Leadership
DIRECTORS

Alessandro Bartolomucci, Professor of Integrative Biology and Physiology Ancel Keys Biomedical Scholar in Physiology and Metabolism, and Director of the Physiology Core at University of Minnesota (UMN). He is also Professor of Applied Biology and the Department of Medicine and Surgery at the University of Parma. Bartolomucci is an expert in the molecular mechanisms underlying stress-induced pathologies, and leads an NIA and NIDDK-supported research program focused on chronic social stress-induced metabolic diseases and other aging-associated diseases. He brings extensive expertise in rodent models for social stress, social behavior, neuroendocrinology and aging to the Network.

Susan Alberts, Robert F. Durden Professor of Biology and Evolutionary Anthropology at Duke University, Chair of Evolutionary Anthropology. Alberts leads one of the longest-running primate field studies in existence, the Amboseli Baboon Research Project, and has been at the forefront of efforts to understand the social determinants of mortality risk in wild mammals.

Kathleen Mullan Harris, James E. Haar Distinguished Professor of Sociology at UNC, a member of UNC’s Carolina Population Center and the National Academy of Sciences, and Director of the National Longitudinal Study of Adolescent to Adult Health (Add Health). Harris is an internationally recognized scholar of social inequality and health with a reputation for integrating biological, genetic and social science approaches to research on health disparities. Harris brings an authoritative perspective on the social determinants of health in human populations to the network leadership. Importantly Harris’s interest in cross-disciplinary approaches extends to animal model research.

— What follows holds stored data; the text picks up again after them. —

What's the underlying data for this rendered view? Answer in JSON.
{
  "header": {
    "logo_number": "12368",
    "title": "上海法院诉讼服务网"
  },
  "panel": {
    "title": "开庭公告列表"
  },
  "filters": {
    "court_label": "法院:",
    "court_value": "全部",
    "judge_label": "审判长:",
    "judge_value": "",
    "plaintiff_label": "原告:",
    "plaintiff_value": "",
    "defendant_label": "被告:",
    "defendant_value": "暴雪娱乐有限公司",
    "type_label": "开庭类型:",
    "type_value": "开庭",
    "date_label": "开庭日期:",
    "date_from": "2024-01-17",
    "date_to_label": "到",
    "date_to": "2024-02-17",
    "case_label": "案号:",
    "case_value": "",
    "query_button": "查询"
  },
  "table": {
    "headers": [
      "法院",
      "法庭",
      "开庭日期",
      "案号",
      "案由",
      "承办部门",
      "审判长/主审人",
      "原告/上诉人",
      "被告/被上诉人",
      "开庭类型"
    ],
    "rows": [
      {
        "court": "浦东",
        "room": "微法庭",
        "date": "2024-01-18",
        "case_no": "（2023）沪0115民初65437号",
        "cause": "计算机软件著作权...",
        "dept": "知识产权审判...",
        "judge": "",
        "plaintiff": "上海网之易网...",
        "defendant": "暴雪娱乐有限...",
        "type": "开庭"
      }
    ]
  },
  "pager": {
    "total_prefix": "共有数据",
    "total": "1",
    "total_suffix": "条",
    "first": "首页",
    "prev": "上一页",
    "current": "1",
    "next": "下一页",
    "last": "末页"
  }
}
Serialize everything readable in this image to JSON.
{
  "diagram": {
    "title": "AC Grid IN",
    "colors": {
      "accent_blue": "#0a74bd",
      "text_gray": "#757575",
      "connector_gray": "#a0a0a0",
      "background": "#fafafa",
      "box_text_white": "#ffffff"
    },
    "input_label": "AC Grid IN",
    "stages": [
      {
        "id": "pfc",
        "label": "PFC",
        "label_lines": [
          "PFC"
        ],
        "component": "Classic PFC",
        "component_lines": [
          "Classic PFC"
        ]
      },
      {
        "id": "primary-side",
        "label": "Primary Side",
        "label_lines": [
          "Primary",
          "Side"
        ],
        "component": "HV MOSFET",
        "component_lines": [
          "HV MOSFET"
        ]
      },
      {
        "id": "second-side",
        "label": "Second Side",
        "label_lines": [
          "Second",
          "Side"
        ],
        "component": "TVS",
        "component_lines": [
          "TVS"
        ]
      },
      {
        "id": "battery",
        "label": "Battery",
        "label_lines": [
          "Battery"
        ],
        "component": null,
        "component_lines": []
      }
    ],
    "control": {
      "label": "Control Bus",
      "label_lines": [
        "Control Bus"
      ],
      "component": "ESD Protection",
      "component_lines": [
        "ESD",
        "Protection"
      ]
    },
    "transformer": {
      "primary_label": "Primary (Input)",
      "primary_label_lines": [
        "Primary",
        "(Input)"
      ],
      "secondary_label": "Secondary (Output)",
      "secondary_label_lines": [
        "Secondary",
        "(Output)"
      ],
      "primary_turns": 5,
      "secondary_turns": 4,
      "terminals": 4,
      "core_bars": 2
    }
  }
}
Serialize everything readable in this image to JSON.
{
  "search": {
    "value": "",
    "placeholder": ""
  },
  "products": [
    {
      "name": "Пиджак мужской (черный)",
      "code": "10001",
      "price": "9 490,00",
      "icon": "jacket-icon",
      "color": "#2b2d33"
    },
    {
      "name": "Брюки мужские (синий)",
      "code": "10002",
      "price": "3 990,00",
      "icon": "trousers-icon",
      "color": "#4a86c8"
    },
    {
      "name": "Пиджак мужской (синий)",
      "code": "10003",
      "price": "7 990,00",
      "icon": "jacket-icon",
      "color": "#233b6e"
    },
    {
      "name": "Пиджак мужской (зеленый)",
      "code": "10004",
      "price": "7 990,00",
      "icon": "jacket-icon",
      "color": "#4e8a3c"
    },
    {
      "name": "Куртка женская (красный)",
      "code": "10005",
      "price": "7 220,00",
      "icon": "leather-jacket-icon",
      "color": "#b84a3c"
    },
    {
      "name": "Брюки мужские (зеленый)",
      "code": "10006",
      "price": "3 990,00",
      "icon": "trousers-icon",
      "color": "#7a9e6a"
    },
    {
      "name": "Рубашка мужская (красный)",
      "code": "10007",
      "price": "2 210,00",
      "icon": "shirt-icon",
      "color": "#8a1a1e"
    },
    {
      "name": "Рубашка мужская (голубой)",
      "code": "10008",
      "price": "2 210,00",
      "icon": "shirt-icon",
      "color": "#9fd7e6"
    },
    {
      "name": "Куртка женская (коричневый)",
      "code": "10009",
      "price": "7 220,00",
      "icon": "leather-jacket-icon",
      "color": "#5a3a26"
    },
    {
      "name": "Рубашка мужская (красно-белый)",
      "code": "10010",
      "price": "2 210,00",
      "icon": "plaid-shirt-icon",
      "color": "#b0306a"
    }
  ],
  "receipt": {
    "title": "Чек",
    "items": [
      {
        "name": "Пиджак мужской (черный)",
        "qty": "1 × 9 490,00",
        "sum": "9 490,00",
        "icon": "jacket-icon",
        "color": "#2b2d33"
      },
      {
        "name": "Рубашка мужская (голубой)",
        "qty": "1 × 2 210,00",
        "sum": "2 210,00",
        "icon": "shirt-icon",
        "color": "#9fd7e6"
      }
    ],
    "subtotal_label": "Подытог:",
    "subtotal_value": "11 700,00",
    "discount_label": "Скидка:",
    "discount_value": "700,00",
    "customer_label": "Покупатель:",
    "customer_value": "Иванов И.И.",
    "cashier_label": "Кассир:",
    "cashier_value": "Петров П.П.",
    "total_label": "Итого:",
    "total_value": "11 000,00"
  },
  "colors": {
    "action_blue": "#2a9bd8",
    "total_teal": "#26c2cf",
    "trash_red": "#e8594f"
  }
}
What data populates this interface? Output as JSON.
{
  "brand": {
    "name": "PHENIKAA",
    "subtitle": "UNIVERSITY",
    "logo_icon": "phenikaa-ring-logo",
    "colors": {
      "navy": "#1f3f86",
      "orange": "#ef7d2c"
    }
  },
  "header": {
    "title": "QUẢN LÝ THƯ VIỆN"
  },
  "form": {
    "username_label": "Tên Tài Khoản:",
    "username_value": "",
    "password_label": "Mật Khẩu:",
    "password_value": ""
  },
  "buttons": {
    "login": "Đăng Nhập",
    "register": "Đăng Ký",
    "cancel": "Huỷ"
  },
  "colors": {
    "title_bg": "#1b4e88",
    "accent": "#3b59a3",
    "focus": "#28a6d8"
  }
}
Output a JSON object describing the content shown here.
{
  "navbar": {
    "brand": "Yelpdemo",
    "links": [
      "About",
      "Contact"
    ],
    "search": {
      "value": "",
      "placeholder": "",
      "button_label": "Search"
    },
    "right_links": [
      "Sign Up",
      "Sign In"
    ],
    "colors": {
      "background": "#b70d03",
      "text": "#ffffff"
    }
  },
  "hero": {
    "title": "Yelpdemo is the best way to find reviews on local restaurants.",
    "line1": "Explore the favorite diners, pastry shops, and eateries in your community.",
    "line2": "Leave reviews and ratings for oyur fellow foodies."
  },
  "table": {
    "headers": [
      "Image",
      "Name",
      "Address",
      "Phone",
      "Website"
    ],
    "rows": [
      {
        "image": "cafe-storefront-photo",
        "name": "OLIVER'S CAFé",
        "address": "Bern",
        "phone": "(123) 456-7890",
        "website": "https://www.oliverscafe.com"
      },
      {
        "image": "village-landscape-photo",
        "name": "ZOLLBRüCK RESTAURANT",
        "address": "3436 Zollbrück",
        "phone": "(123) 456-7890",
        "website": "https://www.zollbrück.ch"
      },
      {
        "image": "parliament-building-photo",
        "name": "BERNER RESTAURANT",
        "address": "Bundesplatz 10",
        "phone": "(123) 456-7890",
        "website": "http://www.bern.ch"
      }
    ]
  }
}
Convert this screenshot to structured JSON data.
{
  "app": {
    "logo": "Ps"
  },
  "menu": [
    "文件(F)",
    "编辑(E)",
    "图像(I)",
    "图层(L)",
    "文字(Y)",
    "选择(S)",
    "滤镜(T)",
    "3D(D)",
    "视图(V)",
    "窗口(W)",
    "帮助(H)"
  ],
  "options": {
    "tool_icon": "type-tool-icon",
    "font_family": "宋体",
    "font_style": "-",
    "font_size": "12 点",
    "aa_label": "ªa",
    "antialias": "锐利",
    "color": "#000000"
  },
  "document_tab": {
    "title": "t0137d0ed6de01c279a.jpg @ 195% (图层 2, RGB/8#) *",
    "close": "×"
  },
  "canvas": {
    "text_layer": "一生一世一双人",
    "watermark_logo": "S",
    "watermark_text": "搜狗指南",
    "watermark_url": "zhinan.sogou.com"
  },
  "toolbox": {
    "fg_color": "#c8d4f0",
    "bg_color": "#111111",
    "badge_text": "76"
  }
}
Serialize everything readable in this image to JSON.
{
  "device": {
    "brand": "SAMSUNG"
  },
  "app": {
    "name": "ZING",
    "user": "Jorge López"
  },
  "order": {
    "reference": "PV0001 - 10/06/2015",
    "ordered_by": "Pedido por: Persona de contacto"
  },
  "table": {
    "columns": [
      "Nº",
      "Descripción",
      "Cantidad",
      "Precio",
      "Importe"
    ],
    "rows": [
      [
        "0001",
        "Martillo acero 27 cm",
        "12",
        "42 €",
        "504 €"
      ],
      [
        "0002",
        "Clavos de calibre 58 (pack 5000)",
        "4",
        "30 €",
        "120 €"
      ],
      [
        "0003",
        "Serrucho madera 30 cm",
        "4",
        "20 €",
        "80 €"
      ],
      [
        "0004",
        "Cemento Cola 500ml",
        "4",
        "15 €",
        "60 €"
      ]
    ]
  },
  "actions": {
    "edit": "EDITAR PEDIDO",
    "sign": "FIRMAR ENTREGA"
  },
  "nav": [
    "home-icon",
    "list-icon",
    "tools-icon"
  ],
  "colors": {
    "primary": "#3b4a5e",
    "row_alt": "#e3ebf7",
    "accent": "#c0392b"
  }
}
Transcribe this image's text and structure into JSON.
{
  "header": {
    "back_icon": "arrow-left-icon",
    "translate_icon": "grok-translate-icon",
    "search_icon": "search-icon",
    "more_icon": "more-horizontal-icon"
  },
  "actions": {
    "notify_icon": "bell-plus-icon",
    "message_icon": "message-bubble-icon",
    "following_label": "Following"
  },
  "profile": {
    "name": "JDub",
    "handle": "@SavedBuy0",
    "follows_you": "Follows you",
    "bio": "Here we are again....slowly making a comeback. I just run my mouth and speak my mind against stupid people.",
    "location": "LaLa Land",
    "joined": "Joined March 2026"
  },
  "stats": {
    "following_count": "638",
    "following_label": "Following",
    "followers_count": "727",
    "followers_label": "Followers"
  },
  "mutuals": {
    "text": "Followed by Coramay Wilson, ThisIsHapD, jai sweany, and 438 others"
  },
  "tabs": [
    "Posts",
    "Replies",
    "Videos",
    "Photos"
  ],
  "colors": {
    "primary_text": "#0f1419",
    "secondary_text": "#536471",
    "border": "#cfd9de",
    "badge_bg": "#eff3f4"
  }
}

Noah Snyder-Mackler is an Associate Professor at the School of Life Sciences and Center for Evolution and Medicine at Arizona State University. His team combines demographic and behavioral data with high throughput genomics to probe the dynamic interaction between the environment and the genome. Focusing on socially complex nonhuman primates and dogs, they take a multidisciplinary approach to the social and environmental determinants of aging, health, and survival.